As part of the energy security and sovereignty forum, prominent figures from the public and private energy sectors implored the government to resume bid rounds, promote unconventional drilling, and embrace partnerships with the international oil industry.

The 111 contracts awarded so far through bid rounds, farmout tenders, and service contract migrations under Mexico’s 2013-2014 constitutional energy reform can reasonably be expected to add 500,000 b/d of oil production by 2027, said Asociación Mexicana de Empresas de Hidrocarburos (AMEXHI) director Merlin Cochran.

AMEXHI is a trade group representing oil and gas companies in Mexico.

However, Cochran said, “if Mexico does not continue exploring new areas, production will fall. It’s simply the nature of the industry.”

Since taking office last December, President Andrés Manuel López Obrador has halted the rounds, farmout tenders for operating stakes in acreage held by state oil company Petróleos Mexicanos (Pemex), and the migration of oilfield services (OFS) contracts to license or production sharing contracts.
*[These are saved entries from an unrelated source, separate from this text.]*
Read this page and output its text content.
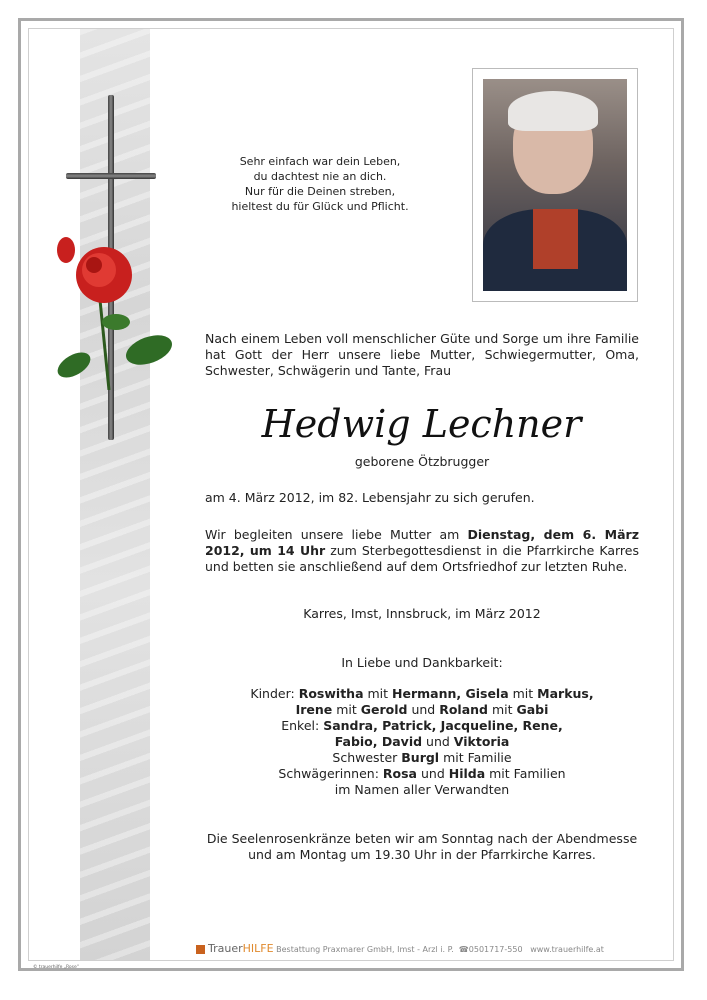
Sehr einfach war dein Leben,
du dachtest nie an dich.
Nur für die Deinen streben,
hieltest du für Glück und Pflicht.
Nach einem Leben voll menschlicher Güte und Sorge um ihre Familie hat Gott der Herr unsere liebe Mutter, Schwiegermutter, Oma, Schwester, Schwägerin und Tante, Frau
Hedwig Lechner
geborene Ötzbrugger
am 4. März 2012, im 82. Lebensjahr zu sich gerufen.
Wir begleiten unsere liebe Mutter am Dienstag, dem 6. März 2012, um 14 Uhr zum Sterbegottesdienst in die Pfarrkirche Karres und betten sie anschließend auf dem Ortsfriedhof zur letzten Ruhe.
Karres, Imst, Innsbruck, im März 2012
In Liebe und Dankbarkeit:
Kinder: Roswitha mit Hermann, Gisela mit Markus,
Irene mit Gerold und Roland mit Gabi
Enkel: Sandra, Patrick, Jacqueline, Rene,
Fabio, David und Viktoria
Schwester Burgl mit Familie
Schwägerinnen: Rosa und Hilda mit Familien
im Namen aller Verwandten
Die Seelenrosenkränze beten wir am Sonntag nach der Abendmesse
und am Montag um 19.30 Uhr in der Pfarrkirche Karres.
TrauerHILFE Bestattung Praxmarer GmbH, Imst - Arzl i. P. ☎0501717-550 www.trauerhilfe.at
© trauerhilfe „Rose“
Pemex’s 2019-2023 business plan instead relies heavily on integrated exploration and extraction services contracts, known by their Spanish initials as CSIEEs.

Under this model, the OFS contractor assumes the totality of capital expenditures (capex) and operating expenditures (opex) for the life of a given project, while Pemex retains a 100% operating interest.
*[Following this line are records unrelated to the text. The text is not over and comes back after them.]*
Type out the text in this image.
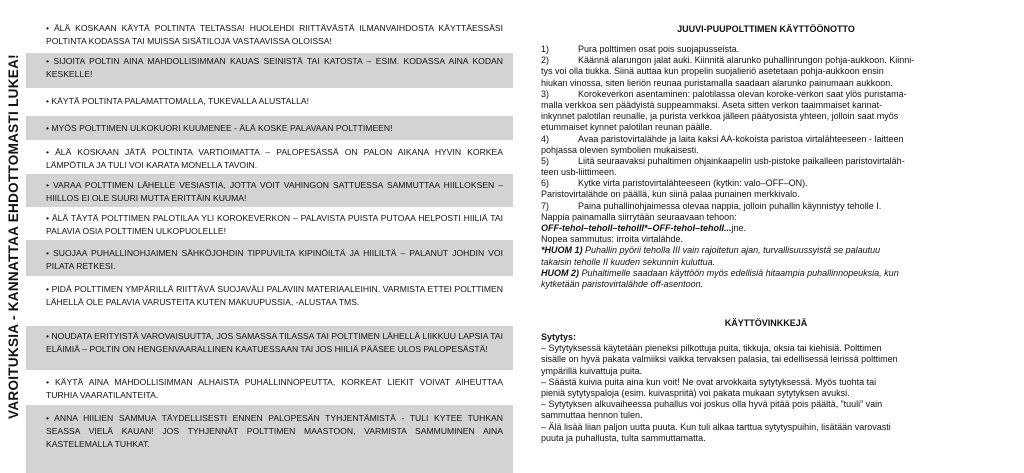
VAROITUKSIA - KANNATTAA EHDOTTOMASTI LUKEA!
• ÄLÄ KOSKAAN KÄYTÄ POLTINTA TELTASSA! HUOLEHDI RIITTÄVÄSTÄ ILMANVAIHDOSTA KÄYTTÄESSÄSI POLTINTA KODASSA TAI MUISSA SISÄTILOJA VASTAAVISSA OLOISSA!
• SIJOITA POLTIN AINA MAHDOLLISIMMAN KAUAS SEINISTÄ TAI KATOSTA – ESIM. KODASSA AINA KODAN KESKELLE!
• KÄYTÄ POLTINTA PALAMATTOMALLA, TUKEVALLA ALUSTALLA!
• MYÖS POLTTIMEN ULKOKUORI KUUMENEE - ÄLÄ KOSKE PALAVAAN POLTTIMEEN!
• ÄLÄ KOSKAAN JÄTÄ POLTINTA VARTIOIMATTA – PALOPESÄSSÄ ON PALON AIKANA HYVIN KORKEA LÄMPÖTILA JA TULI VOI KARATA MONELLA TAVOIN.
• VARAA POLTTIMEN LÄHELLE VESIASTIA, JOTTA VOIT VAHINGON SATTUESSA SAMMUTTAA HIILLOKSEN – HIILLOS EI OLE SUURI MUTTA ERITTÄIN KUUMA!
• ÄLÄ TÄYTÄ POLTTIMEN PALOTILAA YLI KOROKEVERKON – PALAVISTA PUISTA PUTOAA HELPOSTI HIILIÄ TAI PALAVIA OSIA POLTTIMEN ULKOPUOLELLE!
• SUOJAA PUHALLINOHJAIMEN SÄHKÖJOHDIN TIPPUVILTA KIPINÖILTÄ JA HIILILTÄ – PALANUT JOHDIN VOI PILATA RETKESI.
• PIDÄ POLTTIMEN YMPÄRILLÄ RIITTÄVÄ SUOJAVÄLI PALAVIIN MATERIAALEIHIN. VARMISTA ETTEI POLTTIMEN LÄHELLÄ OLE PALAVIA VARUSTEITA KUTEN MAKUUPUSSIA, -ALUSTAA TMS.
• NOUDATA ERITYISTÄ VAROVAISUUTTA, JOS SAMASSA TILASSA TAI POLTTIMEN LÄHELLÄ LIIKKUU LAPSIA TAI ELÄIMIÄ – POLTIN ON HENGENVAARALLINEN KAATUESSAAN TAI JOS HIILIÄ PÄÄSEE ULOS PALOPESÄSTÄ!
• KÄYTÄ AINA MAHDOLLISIMMAN ALHAISTA PUHALLINNOPEUTTA, KORKEAT LIEKIT VOIVAT AIHEUTTAA TURHIA VAARATILANTEITA.
• ANNA HIILIEN SAMMUA TÄYDELLISESTI ENNEN PALOPESÄN TYHJENTÄMISTÄ - TULI KYTEE TUHKAN SEASSA VIELÄ KAUAN! JOS TYHJENNÄT POLTTIMEN MAASTOON, VARMISTA SAMMUMINEN AINA KASTELEMALLA TUHKAT.
JUUVI-PUUPOLTTIMEN KÄYTTÖÖNOTTO
1)	Pura polttimen osat pois suojapusseista.
2)	Käännä alarungon jalat auki. Kiinnitä alarunko puhallinrungon pohja-aukkoon. Kiinni-
tys voi olla tiukka. Siinä auttaa kun propelin suojalieriö asetetaan pohja-aukkoon ensin
hiukan vinossa, siten lieriön reunaa puristamalla saadaan alarunko painumaan aukkoon.
3)	Korokeverkon asentaminen: palotilassa olevan koroke-verkon saat ylös puristama-
malla verkkoa sen päädyistä suppeammaksi. Aseta sitten verkon taaimmaiset kannat-
inkynnet palotilan reunalle, ja purista verkkoa jälleen päätyosista yhteen, jolloin saat myös
etummaiset kynnet palotilan reunan päälle.
4)	Avaa paristovirtalähde ja laita kaksi AA-kokoista paristoa virtalähteeseen - laitteen
pohjassa olevien symbolien mukaisesti.
5)	Liitä seuraavaksi puhaltimen ohjainkaapelin usb-pistoke paikalleen paristovirtaläh-
teen usb-liittimeen.
6)	Kytke virta paristovirtalähteeseen (kytkin: valo–OFF–ON).
Paristovirtalähde on päällä, kun siinä palaa punainen merkkivalo.
7)	Paina puhallinohjaimessa olevaa nappia, jolloin puhallin käynnistyy teholle I.
Nappia painamalla siirrytään seuraavaan tehoon:
OFF-tehoI–tehoII–tehoIII*–OFF-tehoI–tehoII...jne.
Nopea sammutus: irroita virtalähde.
*HUOM 1) Puhallin pyörii teholla III vain rajoitetun ajan, turvallisuussyistä se palautuu
takaisin teholle II kuuden sekunnin kuluttua.
HUOM 2) Puhaltimelle saadaan käyttöön myös edellisiä hitaampia puhallinnopeuksia, kun
kytketään paristovirtalähde off-asentoon.
KÄYTTÖVINKKEJÄ
Sytytys:
– Sytytyksessä käytetään pieneksi pilkottuja puita, tikkuja, oksia tai kiehisiä. Polttimen
sisälle on hyvä pakata valmiiksi vaikka tervaksen palasia, tai edellisessä leirissä polttimen
ympärillä kuivattuja puita.
– Säästä kuivia puita aina kun voit! Ne ovat arvokkaita sytytyksessä. Myös tuohta tai
pieniä sytytyspaloja (esim. kuivaspriitä) voi pakata mukaan sytytyksen avuksi.
– Sytytyksen alkuvaiheessa puhallus voi joskus olla hyvä pitää pois päältä, ”tuuli” vain
sammuttaa hennon tulen.
– Älä lisää liian paljon uutta puuta. Kun tuli alkaa tarttua sytytyspuihin, lisätään varovasti
puuta ja puhallusta, tulta sammuttamatta.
The OFS provider is paid a per-barrel fee for oil production and a per-million cubic foot fee for natural gas output.

These arrangements “are not partnerships,” said Miguel Cervantes, founding partner of the energy-focused law firm MCM Abogados.
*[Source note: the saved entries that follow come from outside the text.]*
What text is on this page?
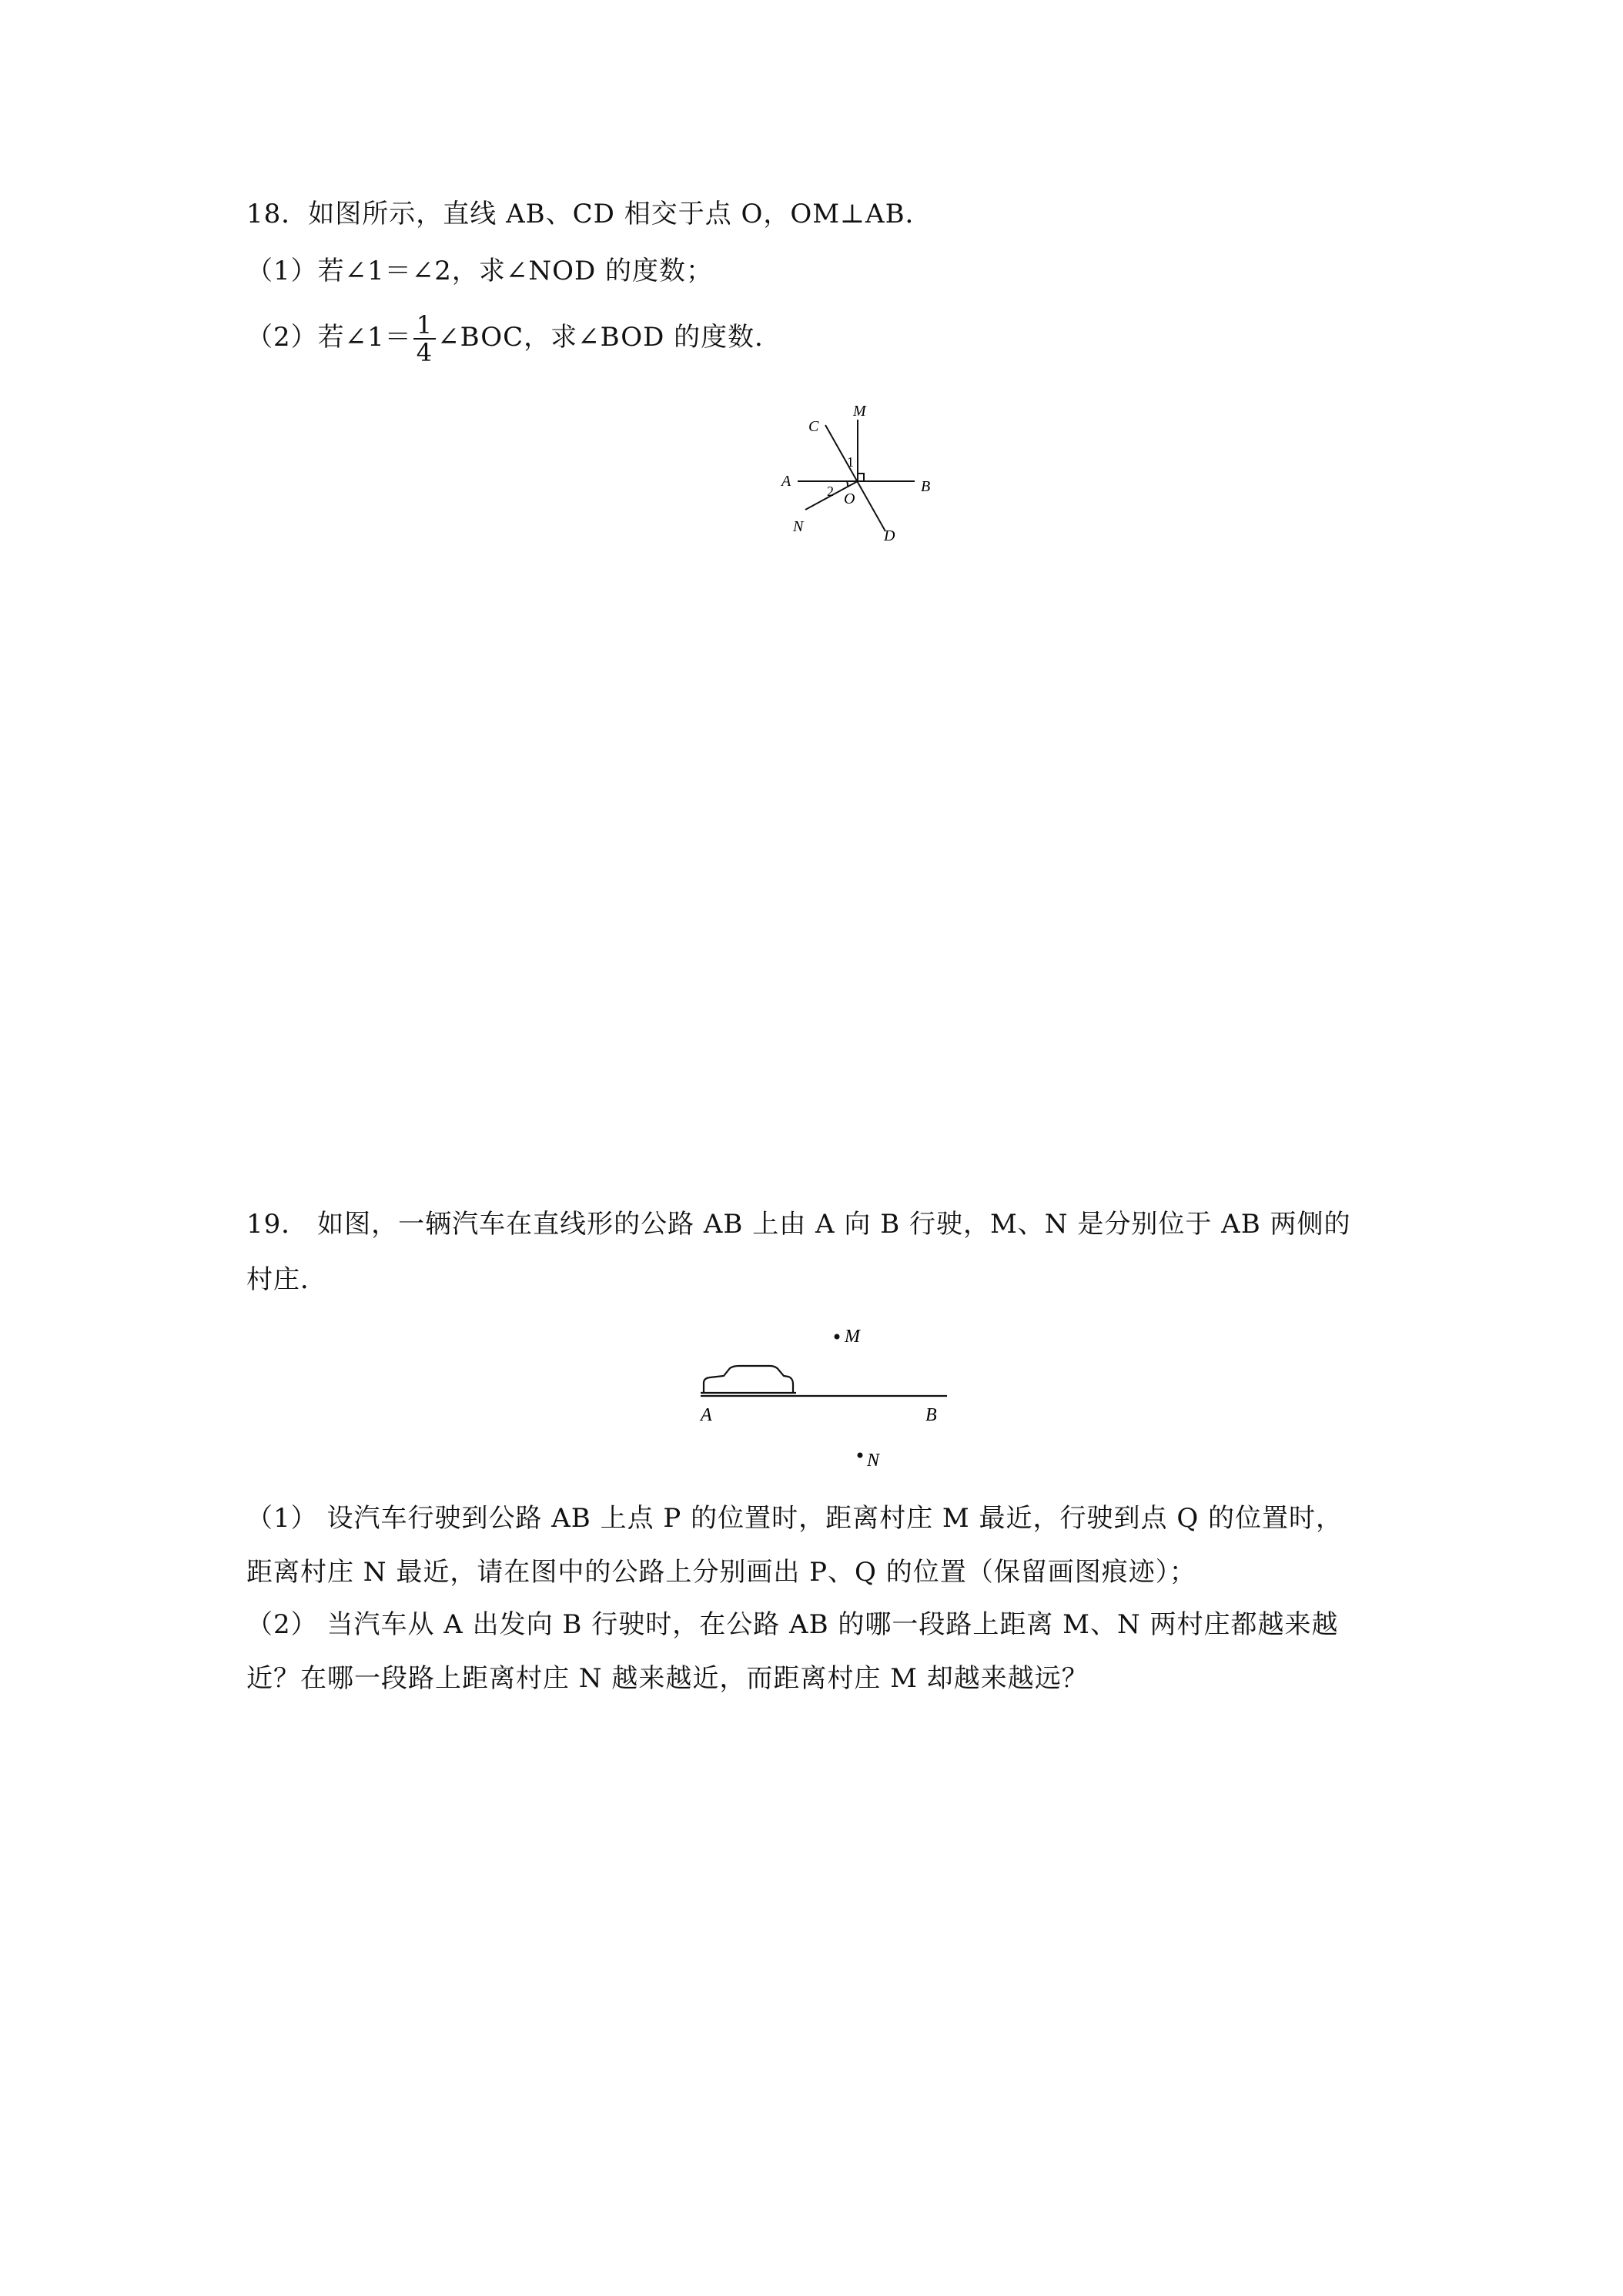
18．如图所示，直线 AB、CD 相交于点 O，OM⊥AB．
（1）若∠1＝∠2，求∠NOD 的度数；
（2）若∠1＝ $\frac{1}{4}$ ∠BOC，求∠BOD 的度数．
M
C
1
A	B
2 O
N
D
19． 如图，一辆汽车在直线形的公路 AB 上由 A 向 B 行驶，M、N 是分别位于 AB 两侧的
村庄．
M
A	B
N
（1） 设汽车行驶到公路 AB 上点 P 的位置时，距离村庄 M 最近，行驶到点 Q 的位置时，
距离村庄 N 最近，请在图中的公路上分别画出 P、Q 的位置（保留画图痕迹）；
（2） 当汽车从 A 出发向 B 行驶时，在公路 AB 的哪一段路上距离 M、N 两村庄都越来越
近？在哪一段路上距离村庄 N 越来越近，而距离村庄 M 却越来越远？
“They are not what operators seek… I’m not saying they should be abandoned completely, but clearly they don’t work for a certain profile of project,” he told the gathering.

According to its business plan, Pemex seeks to award 40 CSIEEs between 2020 and 2024. Its plan to increase non-associated gas output over the period depends entirely on CSIEEs.

The plan says that Pemex seeks to add 101 MMcf/d of non-associated gas output from the Burgos and Veracruz basins via CSIEEs in 2020, equal to about 10% of the firm’s current non-associated gas production. Pemex sees this figure rising to 147 MMcf/d by 2022, before dropping to 131 MMcf/d in 2023.

However, achieving production from CSIEEs by next year “seems very, very unlikely,” Mexico City-based analyst Gonzalo Monroy told NGI’s Mexico GPI in a recent interview. Monroy said that, during a road show to promote the CSIEEs, Pemex received a “cold shoulder” from drillers.

“Unless they radically change the whole structure of the CSIEEs, it’s not going to happen, at least not in 2020.”

Cochran said that Mexico should follow the example of Argentina, where gas production from the Vaca Muerta shale formation surpassed 1 Bcf/d in December, allowing the country to export its first cargo of liquefied natural gas (LNG) this year.

These milestones would not have been possible if not for collaboration between Argentina’s 51% state-owned oil company, YPF S.A., private sector firms and the local authorities, Cochran said, highlighting that 90% of YPF’s activity in Vaca Muerta has been carried out in joint ventures.

Cochran cited 54 upstream bid rounds either underway or set to launch soon throughout North, Central and South America.

None of these opportunities are in Mexico, Cochran said, “and this, as a Mexican, hurts.”

Cervantes echoed this sentiment, saying that by suspending bid rounds, Mexico “is missing out on an important moment.”

With global oil demand expected to peak between 2035-2040, and given the long lead times for oil and gas projects to reach production, “the time to act is today,” Cochran said.

Senator Armando Guadiana of Coahuila state, who chairs the energy committee, also said that Mexico should embrace hydraulic fracturing to tap the vast shale gas resources in the states of Veracruz, Tamaulipas, Coahuila and Chihuahua.

Rather than endorsing bid rounds, however, Guadiana praised the Bolivian government’s 2006 nationalization of its hydrocarbons sector

“We need…the private sector, [but] with order, and respecting the state, [its] natural resources, and the general interest of the country.”

Deputy energy secretary Alberto Montoya, among the fiercest government critics of the energy reform, said that, “As a result of the policies followed in the recent past, Mexico reduced its capacity to produce the energy it needs.”